地面を照らす太陽の日差しが一際強くなり、本格的な夏がやってくるそんな季節。


7月に入って梅雨が明けると世間はすっかり夏へと切り替わっていく。祭りに海にプールにって騒がしくなるのは世間だけじゃなくて目の前のこいつも同じなわけで・・・、



「花火大会は絶対に松田と一緒に行きたいし、海も外せないでしょ・・・。香織とナイトプール行く約束もしてるし・・・、あぁ、めっちゃ忙しいじゃん!今年の夏!!」


エアコンの効いた俺の部屋で机に肘をつきながら携帯片手にデカい声で独り言を呟くなまえ。どうやら学生最後の夏休み、遊ばなきゃ損!ってことで予定を詰めまくっているらしい。


当たり前のようにその予定に俺が含まれていることにも一言言いたいけど、そんなことより最後のナイトプールって何だよ。そんなの聞いてねェし。


ベッドに寝転びながら読んでいた漫画を伏せてサイドボードに置き、そのまま後ろからなまえの頭を小突く。

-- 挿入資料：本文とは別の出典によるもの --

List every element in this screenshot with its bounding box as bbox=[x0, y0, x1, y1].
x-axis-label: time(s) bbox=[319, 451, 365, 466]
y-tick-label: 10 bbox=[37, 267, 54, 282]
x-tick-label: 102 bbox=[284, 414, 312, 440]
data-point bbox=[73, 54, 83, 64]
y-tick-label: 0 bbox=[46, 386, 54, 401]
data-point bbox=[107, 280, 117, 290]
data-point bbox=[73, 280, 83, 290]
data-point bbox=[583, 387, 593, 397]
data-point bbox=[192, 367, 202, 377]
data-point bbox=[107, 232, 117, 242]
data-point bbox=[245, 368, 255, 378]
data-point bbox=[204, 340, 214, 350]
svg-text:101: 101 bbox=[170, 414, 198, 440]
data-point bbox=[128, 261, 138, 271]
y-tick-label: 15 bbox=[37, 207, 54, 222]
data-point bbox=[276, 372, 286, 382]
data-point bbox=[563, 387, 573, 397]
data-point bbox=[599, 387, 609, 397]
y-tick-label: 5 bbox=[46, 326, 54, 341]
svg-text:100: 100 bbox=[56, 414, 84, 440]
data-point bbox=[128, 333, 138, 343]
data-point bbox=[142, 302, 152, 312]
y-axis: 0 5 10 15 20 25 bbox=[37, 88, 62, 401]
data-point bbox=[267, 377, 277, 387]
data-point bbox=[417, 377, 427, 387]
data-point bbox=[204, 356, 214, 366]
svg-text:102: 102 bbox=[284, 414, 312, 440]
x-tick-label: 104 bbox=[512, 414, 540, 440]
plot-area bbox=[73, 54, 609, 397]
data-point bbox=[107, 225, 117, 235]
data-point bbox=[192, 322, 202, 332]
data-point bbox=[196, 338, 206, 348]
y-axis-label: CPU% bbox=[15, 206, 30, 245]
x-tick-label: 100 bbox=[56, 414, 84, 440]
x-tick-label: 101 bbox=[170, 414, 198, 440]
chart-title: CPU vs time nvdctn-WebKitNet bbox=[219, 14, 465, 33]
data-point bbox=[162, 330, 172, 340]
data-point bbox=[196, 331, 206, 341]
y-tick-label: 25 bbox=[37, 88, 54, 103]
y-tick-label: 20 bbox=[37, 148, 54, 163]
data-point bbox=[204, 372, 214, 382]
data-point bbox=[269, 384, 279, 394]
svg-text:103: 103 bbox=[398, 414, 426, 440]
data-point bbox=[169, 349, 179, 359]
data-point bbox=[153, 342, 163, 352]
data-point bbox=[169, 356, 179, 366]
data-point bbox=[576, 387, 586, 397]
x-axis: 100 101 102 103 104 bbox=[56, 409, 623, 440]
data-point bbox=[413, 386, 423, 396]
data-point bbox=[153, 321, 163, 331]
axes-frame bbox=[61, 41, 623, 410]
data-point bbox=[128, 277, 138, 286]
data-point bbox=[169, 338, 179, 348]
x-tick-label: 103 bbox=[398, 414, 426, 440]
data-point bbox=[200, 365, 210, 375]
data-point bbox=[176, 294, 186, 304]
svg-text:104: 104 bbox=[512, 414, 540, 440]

「急になに?あ、もしかして松田もどっか行きたいとこある?」
「暑いからどこも行きたくねェ。てかさっきのナイトプールって何だよ」
「ホテルのプールが期間限定でナイトプールやっててね、香織が知り合いの人に招待されたから一緒に行こうって!毎年有名なDJの人とかも来て盛り上がるらしくて・・・、」
「ンなのこと聞いてねェし。女2人でそんなとこ行くワケ?」


カチカチと携帯でそのホテルのナイトプールとやらの写真を見せてくるなまえは、1ミリの悪気もないきょとんとした顔で首を傾げた。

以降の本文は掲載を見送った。